In the first part of a larger collection of works, On Earth I’m Done Part 1: Mountains, as choreographed by Jefta van Dinther in collaboration with Swedish contemporary dance company Cullberg, we bear witness to the slow and gradual unravelling of the world. A solo piece performed by Sulema de Oliviera da Silva, the production screams in a highly stylised visual and choreographic language that disturbs the viewer with nihilistic devastation.
The production immediately grabs our attention with a vibrantly ominous lighting design, by Jonatan Winbo, that pollutes the air with an inescapable tension and anxiety of what is to come. This intensity is only heightened by the throbbing electronic score by David Kiers that not only organizes the piece’s repetitive rhythmic structure but begins the slow descent into the apocalypse.
Da Silva’s anguish is most visible in a stirring moment where she is seen to climb into herself. Unable to bear the cataclysmic and cyclic human condition, Sulema escapes into the physical. She moves ever inward, scratching, shifting and searching for an inner sense of peace.

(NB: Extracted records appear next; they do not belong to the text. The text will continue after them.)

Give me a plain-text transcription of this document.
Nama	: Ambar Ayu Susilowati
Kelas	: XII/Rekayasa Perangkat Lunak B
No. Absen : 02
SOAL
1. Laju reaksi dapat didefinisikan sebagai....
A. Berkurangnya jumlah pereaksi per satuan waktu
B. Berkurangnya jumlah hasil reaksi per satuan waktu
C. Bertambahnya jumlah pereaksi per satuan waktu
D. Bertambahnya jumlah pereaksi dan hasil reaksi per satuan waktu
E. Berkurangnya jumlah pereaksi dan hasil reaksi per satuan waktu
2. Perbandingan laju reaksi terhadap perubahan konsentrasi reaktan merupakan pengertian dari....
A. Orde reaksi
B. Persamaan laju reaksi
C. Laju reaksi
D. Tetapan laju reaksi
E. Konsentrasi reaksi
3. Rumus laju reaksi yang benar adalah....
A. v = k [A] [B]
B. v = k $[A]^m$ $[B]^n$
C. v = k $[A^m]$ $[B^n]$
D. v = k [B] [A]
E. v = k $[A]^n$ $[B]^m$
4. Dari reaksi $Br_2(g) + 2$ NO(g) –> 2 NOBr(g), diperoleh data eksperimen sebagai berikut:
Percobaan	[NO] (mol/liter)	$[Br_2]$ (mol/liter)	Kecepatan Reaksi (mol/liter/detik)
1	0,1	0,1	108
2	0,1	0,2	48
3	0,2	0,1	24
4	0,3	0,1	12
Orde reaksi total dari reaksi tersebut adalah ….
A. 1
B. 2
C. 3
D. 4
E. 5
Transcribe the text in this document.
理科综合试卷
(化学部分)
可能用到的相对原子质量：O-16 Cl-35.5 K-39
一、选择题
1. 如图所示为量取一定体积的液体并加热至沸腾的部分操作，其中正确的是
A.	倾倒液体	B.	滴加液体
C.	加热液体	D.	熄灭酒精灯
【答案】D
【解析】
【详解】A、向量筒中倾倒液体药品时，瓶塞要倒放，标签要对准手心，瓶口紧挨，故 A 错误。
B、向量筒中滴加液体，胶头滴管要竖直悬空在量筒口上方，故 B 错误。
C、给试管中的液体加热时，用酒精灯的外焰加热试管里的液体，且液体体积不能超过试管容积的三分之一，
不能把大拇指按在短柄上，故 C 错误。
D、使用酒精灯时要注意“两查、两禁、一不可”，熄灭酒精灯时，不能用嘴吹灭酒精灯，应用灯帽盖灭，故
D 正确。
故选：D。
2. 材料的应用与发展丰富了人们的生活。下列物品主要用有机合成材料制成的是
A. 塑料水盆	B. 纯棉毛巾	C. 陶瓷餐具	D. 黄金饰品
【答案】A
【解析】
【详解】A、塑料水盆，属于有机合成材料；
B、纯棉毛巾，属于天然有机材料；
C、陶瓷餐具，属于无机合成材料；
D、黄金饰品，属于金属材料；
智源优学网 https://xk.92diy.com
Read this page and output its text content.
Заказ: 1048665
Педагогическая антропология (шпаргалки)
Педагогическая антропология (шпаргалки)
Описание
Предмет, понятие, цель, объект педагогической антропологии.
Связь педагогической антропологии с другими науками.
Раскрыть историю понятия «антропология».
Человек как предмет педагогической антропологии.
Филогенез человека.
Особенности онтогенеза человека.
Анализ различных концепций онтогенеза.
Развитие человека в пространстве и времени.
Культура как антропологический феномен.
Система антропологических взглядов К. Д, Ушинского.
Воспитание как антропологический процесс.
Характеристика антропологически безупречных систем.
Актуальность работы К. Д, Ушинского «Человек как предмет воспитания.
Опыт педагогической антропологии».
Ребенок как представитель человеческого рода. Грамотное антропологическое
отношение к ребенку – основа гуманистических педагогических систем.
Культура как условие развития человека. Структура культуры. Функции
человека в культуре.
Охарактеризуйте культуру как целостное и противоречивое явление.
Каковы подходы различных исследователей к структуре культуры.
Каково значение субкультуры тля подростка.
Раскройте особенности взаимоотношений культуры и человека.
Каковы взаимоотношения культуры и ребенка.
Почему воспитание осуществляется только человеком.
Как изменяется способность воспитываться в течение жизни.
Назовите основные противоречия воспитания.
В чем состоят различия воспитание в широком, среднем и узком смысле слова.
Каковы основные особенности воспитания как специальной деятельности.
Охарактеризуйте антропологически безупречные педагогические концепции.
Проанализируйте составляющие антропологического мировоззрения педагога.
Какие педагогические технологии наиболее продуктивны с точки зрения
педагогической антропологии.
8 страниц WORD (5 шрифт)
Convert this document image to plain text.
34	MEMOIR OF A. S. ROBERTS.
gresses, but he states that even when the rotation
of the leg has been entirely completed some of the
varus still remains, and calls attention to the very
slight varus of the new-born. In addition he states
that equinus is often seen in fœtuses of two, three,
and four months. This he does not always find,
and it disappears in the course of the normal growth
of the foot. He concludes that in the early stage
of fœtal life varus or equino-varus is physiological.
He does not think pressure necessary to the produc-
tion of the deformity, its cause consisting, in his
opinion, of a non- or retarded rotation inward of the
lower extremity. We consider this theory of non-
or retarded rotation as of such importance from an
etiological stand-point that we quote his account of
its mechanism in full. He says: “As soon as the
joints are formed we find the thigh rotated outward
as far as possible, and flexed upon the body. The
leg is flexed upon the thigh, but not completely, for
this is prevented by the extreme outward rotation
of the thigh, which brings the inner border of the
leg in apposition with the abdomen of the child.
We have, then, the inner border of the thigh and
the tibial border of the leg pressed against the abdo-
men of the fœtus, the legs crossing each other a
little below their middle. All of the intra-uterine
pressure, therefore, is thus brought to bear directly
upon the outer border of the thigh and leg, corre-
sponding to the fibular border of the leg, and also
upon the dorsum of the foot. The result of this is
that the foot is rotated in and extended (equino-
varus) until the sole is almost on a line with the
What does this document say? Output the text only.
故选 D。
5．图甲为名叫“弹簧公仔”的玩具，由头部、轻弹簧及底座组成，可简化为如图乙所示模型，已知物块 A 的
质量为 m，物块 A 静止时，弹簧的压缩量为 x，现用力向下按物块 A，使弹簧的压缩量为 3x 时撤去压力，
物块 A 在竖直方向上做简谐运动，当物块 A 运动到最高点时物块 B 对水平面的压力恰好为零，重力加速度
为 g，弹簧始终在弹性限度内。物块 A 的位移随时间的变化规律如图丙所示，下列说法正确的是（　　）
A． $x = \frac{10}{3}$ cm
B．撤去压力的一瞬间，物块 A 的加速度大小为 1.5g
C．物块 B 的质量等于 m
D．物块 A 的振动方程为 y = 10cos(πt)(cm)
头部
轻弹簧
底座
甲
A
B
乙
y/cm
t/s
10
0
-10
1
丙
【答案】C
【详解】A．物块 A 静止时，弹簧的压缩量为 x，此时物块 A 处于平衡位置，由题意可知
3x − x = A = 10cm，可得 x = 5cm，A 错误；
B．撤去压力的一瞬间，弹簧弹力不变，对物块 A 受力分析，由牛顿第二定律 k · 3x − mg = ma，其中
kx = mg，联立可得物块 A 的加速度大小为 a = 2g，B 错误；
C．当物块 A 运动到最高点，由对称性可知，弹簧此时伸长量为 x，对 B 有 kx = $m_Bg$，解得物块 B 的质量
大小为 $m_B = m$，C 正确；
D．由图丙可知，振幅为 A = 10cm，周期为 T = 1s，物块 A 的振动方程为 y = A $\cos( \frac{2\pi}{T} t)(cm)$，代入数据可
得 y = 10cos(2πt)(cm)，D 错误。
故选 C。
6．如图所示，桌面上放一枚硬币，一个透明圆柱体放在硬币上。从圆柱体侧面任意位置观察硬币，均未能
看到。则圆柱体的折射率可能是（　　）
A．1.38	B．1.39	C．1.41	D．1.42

However, the only moment of relief van Dinther’s gives us comes when Sulema slowly lifts into the air, suspended by the seemingly infinite fabric which falls upwards throughout the production. Like a baby trying to reverse the birthing process, da Silva clings to the fabric like an umbilical cord, her source of life. But time cannot be reversed. We cannot be unborn. It is the only choice we can never make.
Doomed to this seemingly inescapable calamity, da Silva crashes into the fabric. She does everything in her power to stay connected: she rages at the fabric, attempts to drown herself in it, anything to keep it from moving. But like the rolling apocalypse that is the global climate crisis, there is no certainty that things will change. There is no certainty that time will stop. There is no certainty that we can fix our mistakes.
Van Dinther asks us to look up at the sky as it crashes upon our heads, to look down at the mountain as it crumbles beneath our feet, and continue to live …because there is nothing else we can do.